Si è parlato molto di “Morte di un commesso viaggiatore”, testo di Arthur Miller che dal 1949 ad oggi ha continuato ad essere rappresentato con successo.
Al Rossetti di Trieste, in scena fino a domenica 19 febbraio, anche la versione di Elio de Capitani nei panni di regista e attore protagonista, sarà molto chiacchierata.
Anticonformista, “Morte di un commesso viaggiatore” sembra rompere tutti gli schemi, uno dopo l’altro: in primis, si tratta di tre ore e venti di rappresentazione che si aprono con un nudo.
E non è l’unica scena con parti intime “non censurate”, forse proprio a volontà di dissestare gli spettatori, che, tra sguardi increduli e risatine imbarazzate, non possono più sentirsi dentro quella “bolla” di protezione.
E abbassata la nostra guardia, ecco che Elio de Capitani, attraverso il suo personaggio Willy Loman, ci assesta una serie di colpi: un crescendo di depressione e follia, tra il parlare da solo al rivivere ricordi attraverso le sue stranianti allucinazioni, dove i personaggi del suo passato si mischiano e fondono col presente.
La conclusione è piuttosto intuitiva, d’altronde si tratta di un commesso viaggiatore che sprofonda nella depressione a causa di recenti accadimenti.
Se questi si vanno a sommare a rimpianti e rimorsi, asti e rancori che l’uomo si porta dietro da tutta la vita, il risultato non può essere che un cocktail esplosivo che lo conduce, comprensibilmente, alla sua decisione finale.
Nonostante quindi, si possa facilmente immaginare l’epilogo, guardando questo spettacolo prosastico, si ha la sensazione di aver bisogno di voler continuare per arrivare al “come” tutto ciò accade, si è come assetati, per l’intrigante storia di Miller, da tutti gli scabrosi scandali del passato di Willy e delle persone che stanno intorno a lui.
Un appunto, invece, è da fare sulla gestione della tempistica.
C’è stato tempo sufficiente a scandagliare e approfondire ogni personaggio, certo, ma la scelta del regista di richiedere al pubblico ben più di tre ore di concentrazione, sta sul filo di una lama.
Si è visto, infatti, l’impegno per mantenere il ritmo veloce e un susseguirsi di scene fluido, che risulta piacevole e aiuta a mantenere il fiato sospeso, ma ci sono stati diversi momenti -come è umano che succeda ad un cast di attori- in cui il ritmo rallentava anche di poco, e seguire risultava quasi pesante, quindi l’attenzione generale verteva altrove.
Non a caso, tra il primo e il secondo tempo, il numero delle persone in sala era sceso.

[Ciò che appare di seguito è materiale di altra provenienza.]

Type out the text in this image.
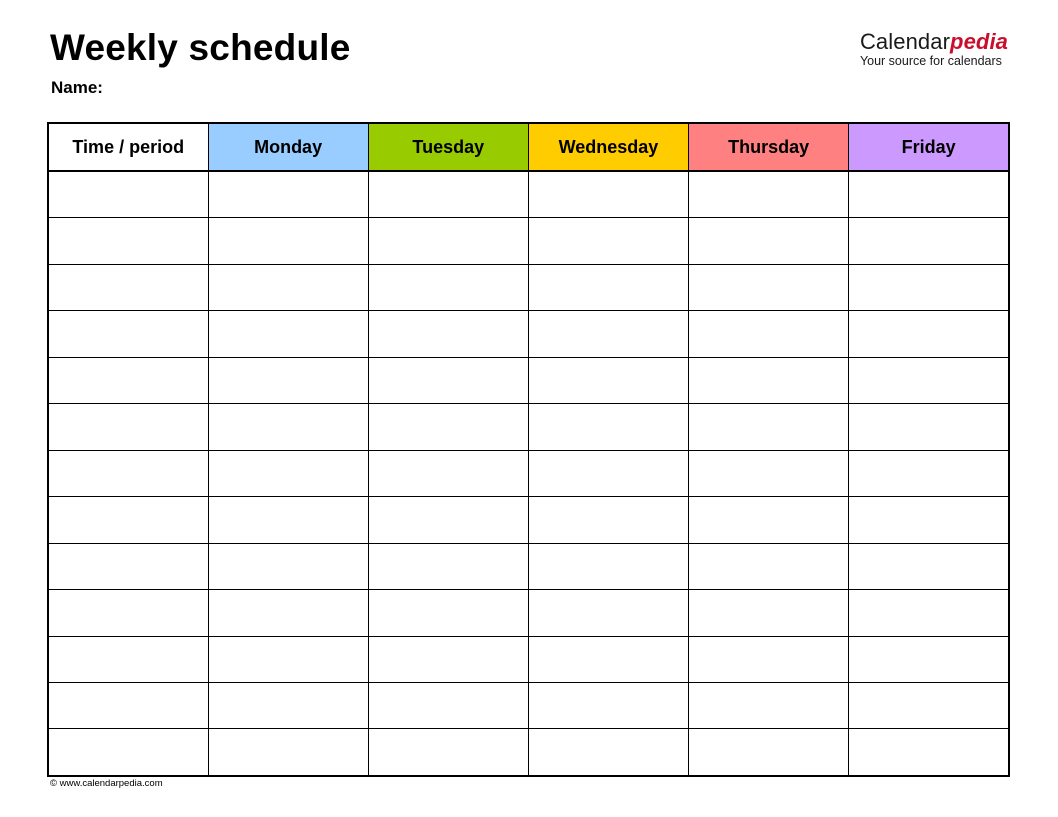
Weekly schedule
Name:
Calendarpedia
Your source for calendars
Time / period	Monday	Tuesday	Wednesday	Thursday	Friday

© www.calendarpedia.com
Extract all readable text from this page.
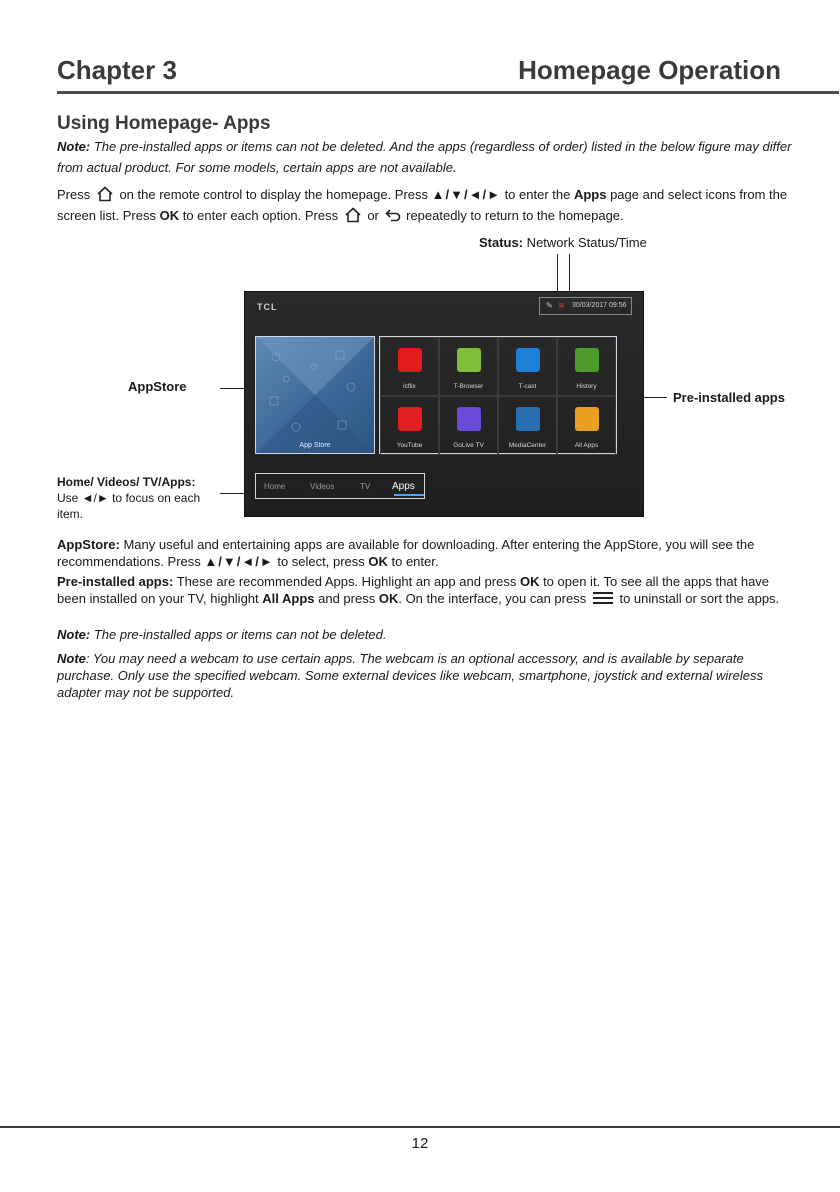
Chapter 3	Homepage Operation
Using Homepage- Apps
Note: The pre-installed apps or items can not be deleted. And the apps (regardless of order) listed in the below figure may differ from actual product. For some models, certain apps are not available.
Press  on the remote control to display the homepage. Press ▲/▼/◄/► to enter the Apps page and select icons from the screen list. Press OK to enter each option. Press  or  repeatedly to return to the homepage.
Status: Network Status/Time
AppStore
Pre-installed apps
Home/ Videos/ TV/Apps:
Use ◄/► to focus on each item.
TCL	✎ ≋ 30/03/2017 09:56
App Store
icflix	T-Browser	T-cast	History
YouTube	GoLive TV	MediaCenter	All Apps
Home	Videos	TV Apps
AppStore: Many useful and entertaining apps are available for downloading. After entering the AppStore, you will see the recommendations. Press ▲/▼/◄/► to select, press OK to enter.
Pre-installed apps: These are recommended Apps. Highlight an app and press OK to open it. To see all the apps that have been installed on your TV, highlight All Apps and press OK. On the interface, you can press  to uninstall or sort the apps.
Note: The pre-installed apps or items can not be deleted.
Note: You may need a webcam to use certain apps. The webcam is an optional accessory, and is available by separate purchase. Only use the specified webcam. Some external devices like webcam, smartphone, joystick and external wireless adapter may not be supported.
12
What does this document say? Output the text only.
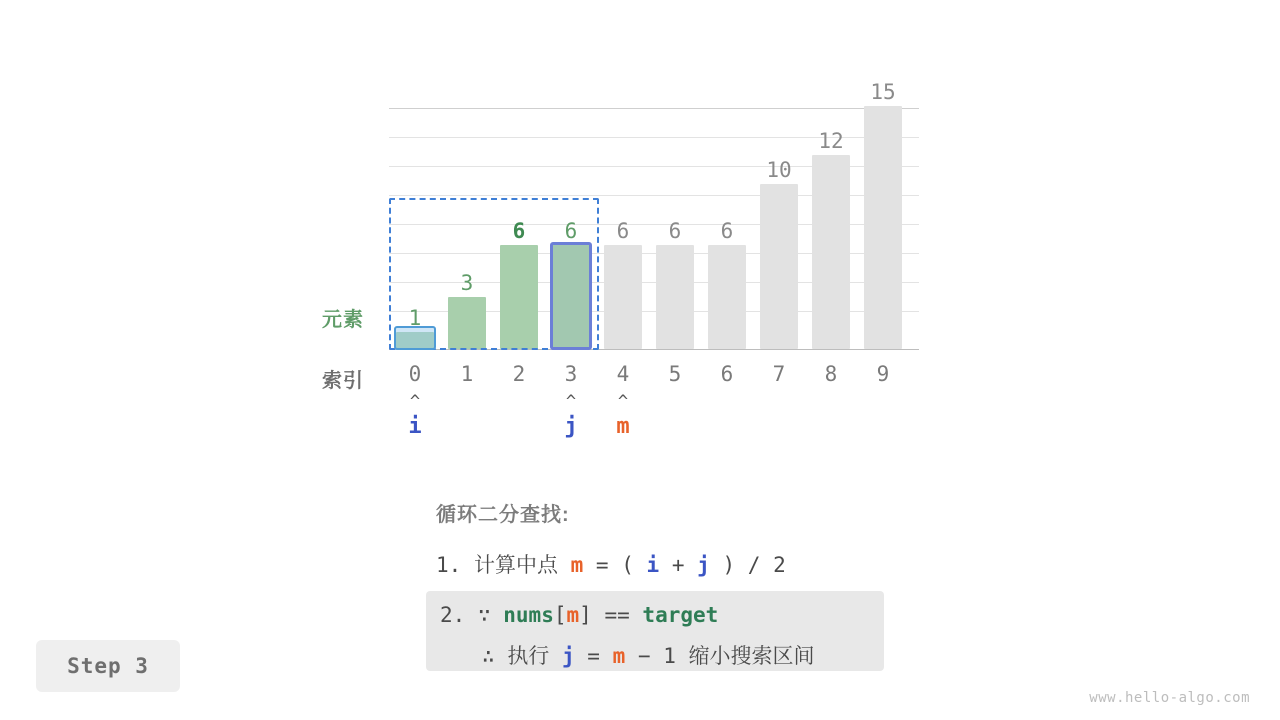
1
3
6	6	6	6	6
10
12
15
元素
索引	0	1	2	3	4	5	6	7	8	9
^
i
^
j
^
m
循环二分查找:
1. 计算中点 m = ( i + j ) / 2
2. ∵ nums[m] == target
∴ 执行 j = m − 1 缩小搜索区间
Step 3
www.hello-algo.com
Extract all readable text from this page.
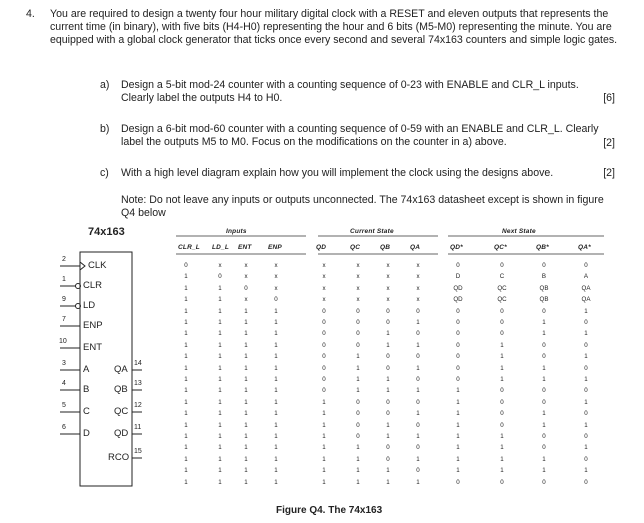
4. You are required to design a twenty four hour military digital clock with a RESET and eleven outputs that represents the current time (in binary), with five bits (H4-H0) representing the hour and 6 bits (M5-M0) representing the minute. You are equipped with a global clock generator that ticks once every second and several 74x163 counters and simple logic gates.
a) Design a 5-bit mod-24 counter with a counting sequence of 0-23 with ENABLE and CLR_L inputs. Clearly label the outputs H4 to H0.	[6]
b) Design a 6-bit mod-60 counter with a counting sequence of 0-59 with an ENABLE and CLR_L. Clearly label the outputs M5 to M0. Focus on the modifications on the counter in a) above.	[2]
c) With a high level diagram explain how you will implement the clock using the designs above.	[2]
Note: Do not leave any inputs or outputs unconnected. The 74x163 datasheet except is shown in figure Q4 below
74x163
2
CLK
1
CLR
9
LD
7
ENP
10
ENT
3
A
4
B
5
C
6
D
QA
14
QB
13
QC
12
QD
11
RCO
15
Inputs	Current State	Next State
CLR_L LD_L ENT	ENP	QD	QC	QB	QA	QD*	QC*	QB*	QA*
0	x	x	x	x	x	x	x	0	0	0	0
1	0	x	x	x	x	x	x	D	C	B	A
1	1	0	x	x	x	x	x	QD	QC	QB	QA
1	1	x	0	x	x	x	x	QD	QC	QB	QA
1	1	1	1	0	0	0	0	0	0	0	1
1	1	1	1	0	0	0	1	0	0	1	0
1	1	1	1	0	0	1	0	0	0	1	1
1	1	1	1	0	0	1	1	0	1	0	0
1	1	1	1	0	1	0	0	0	1	0	1
1	1	1	1	0	1	0	1	0	1	1	0
1	1	1	1	0	1	1	0	0	1	1	1
1	1	1	1	0	1	1	1	1	0	0	0
1	1	1	1	1	0	0	0	1	0	0	1
1	1	1	1	1	0	0	1	1	0	1	0
1	1	1	1	1	0	1	0	1	0	1	1
1	1	1	1	1	0	1	1	1	1	0	0
1	1	1	1	1	1	0	0	1	1	0	1
1	1	1	1	1	1	0	1	1	1	1	0
1	1	1	1	1	1	1	0	1	1	1	1
1	1	1	1	1	1	1	1	0	0	0	0
Figure Q4. The 74x163
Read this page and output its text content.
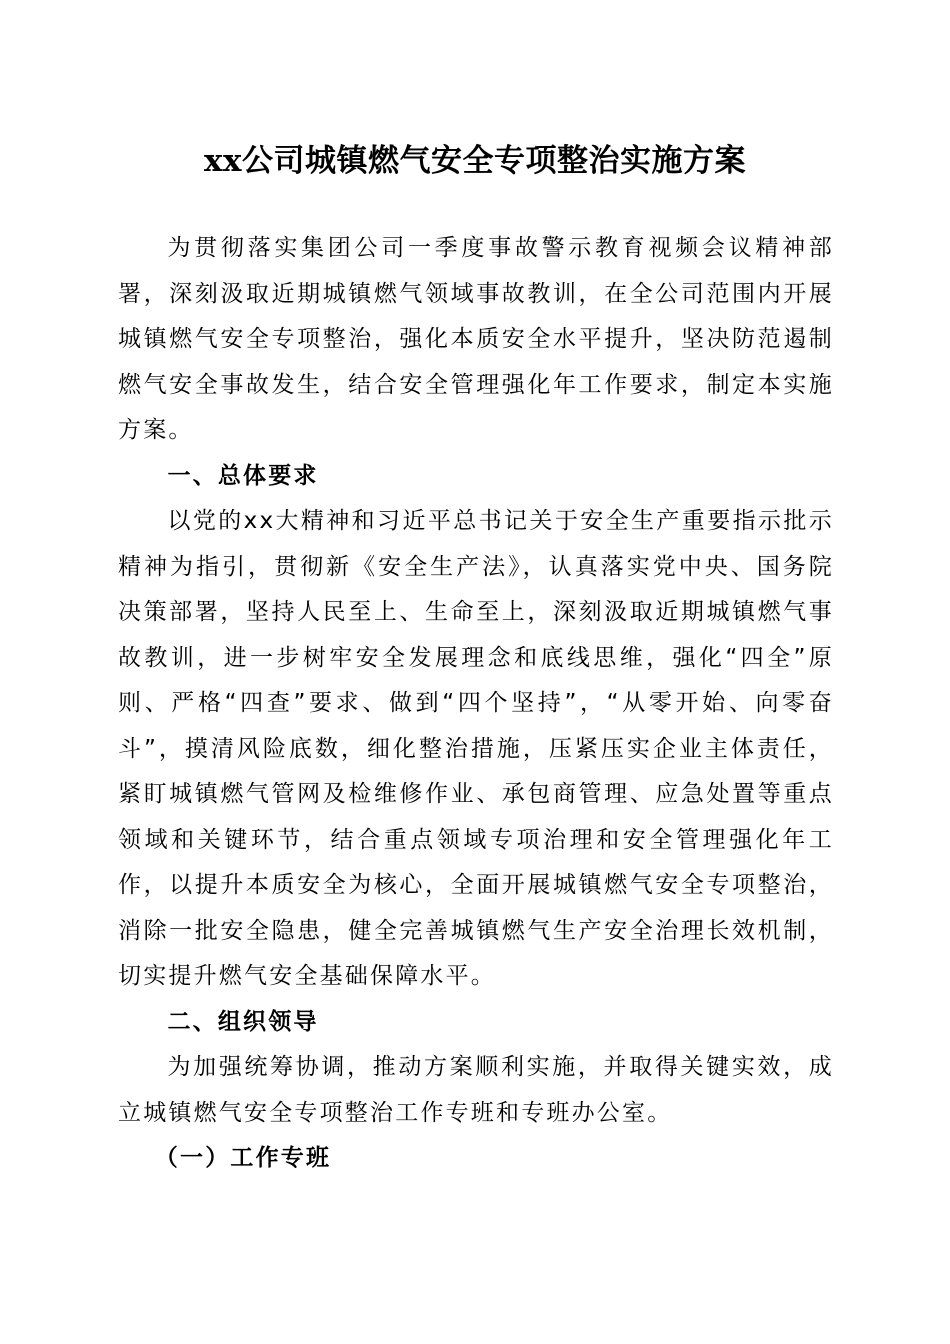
xx公司城镇燃气安全专项整治实施方案

为贯彻落实集团公司一季度事故警示教育视频会议精神部署，深刻汲取近期城镇燃气领域事故教训，在全公司范围内开展城镇燃气安全专项整治，强化本质安全水平提升，坚决防范遏制燃气安全事故发生，结合安全管理强化年工作要求，制定本实施方案。

一、总体要求

以党的xx大精神和习近平总书记关于安全生产重要指示批示精神为指引，贯彻新《安全生产法》，认真落实党中央、国务院决策部署，坚持人民至上、生命至上，深刻汲取近期城镇燃气事故教训，进一步树牢安全发展理念和底线思维，强化“四全”原则、严格“四查”要求、做到“四个坚持”，“从零开始、向零奋斗”，摸清风险底数，细化整治措施，压紧压实企业主体责任，紧盯城镇燃气管网及检维修作业、承包商管理、应急处置等重点领域和关键环节，结合重点领域专项治理和安全管理强化年工作，以提升本质安全为核心，全面开展城镇燃气安全专项整治，消除一批安全隐患，健全完善城镇燃气生产安全治理长效机制，切实提升燃气安全基础保障水平。

二、组织领导

为加强统筹协调，推动方案顺利实施，并取得关键实效，成立城镇燃气安全专项整治工作专班和专班办公室。

（一）工作专班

Una nota positiva è stata la cura messa nel distinguere le scene di allucinazioni dalla realtà, nonostante queste, spessissimo, avvenissero in contemporanea.
Penso che la scelta del cambio di luci sui toni del verde, abbia fatto la differenza, ed è stato un bene perché il rischio di distruggere il filo logico dello spettacolo era alto.
Per quanto riguarda i personaggi, Elio de Capitani si è cucito bene il suo ruolo addosso, risultava davvero credibile, ma, su palco, non c’era solo il protagonista.
Fra tutti gli attori di davvero alto livello, vorrei approfondire l’unico dubbio sorto, sul personaggio della moglie di lui, (Cristina Crippa), che, a tratti sembrava perfettamente in linea con le caratteristiche psicologiche che potrebbe avere un personaggio che ha vissuto la sua storia e fatto le sue scelte, e a tratti sembrava caricaturale, quasi fuori posto, e mi chiedo se fosse voluto o fosse stato un problema di immedesimazione dell’attrice.
Ultimo ma non ultimo, un applauso a Angelo Di Genio (il figlio maggiore del commesso, Biff), che è stato semplicemente perfetto. La sua interpretazione del turbamento, della rabbia e della commozione, è arrivata tutta quanta al pubblico. Non per nulla è stato il più applaudito in sala.